By 1950, the short line had gross revenues of $244,253, a substantial amount for such a little operation. Figures increased to more than $300,000 by the early 1960s. More steamers arrived during the 1950s; 2-8-0 #6 was acquired from the Southern to replace #4 in 1952, and three 0-6-0s (#7, #8, and #9) were purchased between 1956 and 1958. Eventually, #6 was retired. In all of its years, the company owned only one new locomotive: the 2-8-0 #1 was built by H. K. Porter, Inc. and delivered to the railroad on March 1, 1915. It was followed by 2-8-0 #2 in 1938, also of Southern heritage, while 4-6-0 #3 was a former Georgia & Florida Railway unit picked up in 1941.

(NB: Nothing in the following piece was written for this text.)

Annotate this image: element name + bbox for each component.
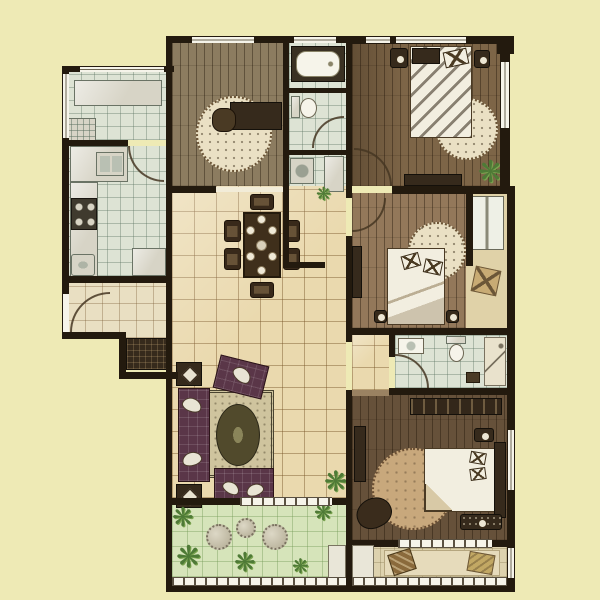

Steam enjoyed a long life on the Virginia Blue Ridge, thanks to both redundancy and a workforce who were somewhat nostalgic about the motive power. Before the company retired its remaining fleet, four were still in service and all were 0-6-0s (nos. 5, 7, 8, and 9). Diesels finally replaced steam on June 18, 1963, when a pair of Electro-Motive SW1 switchers arrived. Numbers 10 and 11 were built as Delaware, Lackawanna & Western #430 and #427, respectively, in 1940. A few years later, a third unit (#12) arrived on June 7, 1965. Also of Lackawanna heritage, the engine was built in 1940 as #432.
Times remained good on the VBR until 1970 when American Cyanamid announced it was closing its facility and moving to Georgia, effective June 15, 1971. Around the same time, the Riverton Lime & Stone Company also shuttered its operations, which left the railroad with International Minerals & Chemical Company as its only remaining customer. Finally, in May 1980, they too announced their plant would close. On July 1, the Virginia Blue Ridge Railway was embargoed; in 1985 the rails were removed.
Today, five of the VBR’s nine steam locomotives survive: 0-6-0 #4 pulls excursions on the Wilmington & Western in Delaware as #58; 0-6-0 #5 is preserved by the Whippany Railway Museum of New Jersey as U.S. Army #4039, which is restoring the locomotive to operation; 2-8-0 #6 is also owned by the Whippany Railway Museum and preserved as Southern #385; 0-6-0 #8 is privately owned in Maryland as #2; and 0-6-0 #9 is currently owned by short line SMS Rail Lines of New Jersey, who is working to restore the locomotive to operation.
Railroad attractions in Virginia include the C&O Railway Heritage Center in Clifton Forge; Eastern Shore Railway Museum in Parksley; Fairfax Station Railroad Museum in Fairfax Station; Historic Cambria Depot & Scale Cabinetmaker Museum in Christiansburg; Carson Depot Library in Carson, part of the Appomattox Regional Library; Lancaster Antique Train & Toy Collection in Portsmouth; O. Winston Link Museum and Virginia Museum of Transportation in Roanoke; Richmond Railroad Museum in Richmond; Suffolk Seaboard Station Railroad Museum in Suffolk; and the U.S. Army Transportation Museum at Fort Eustis.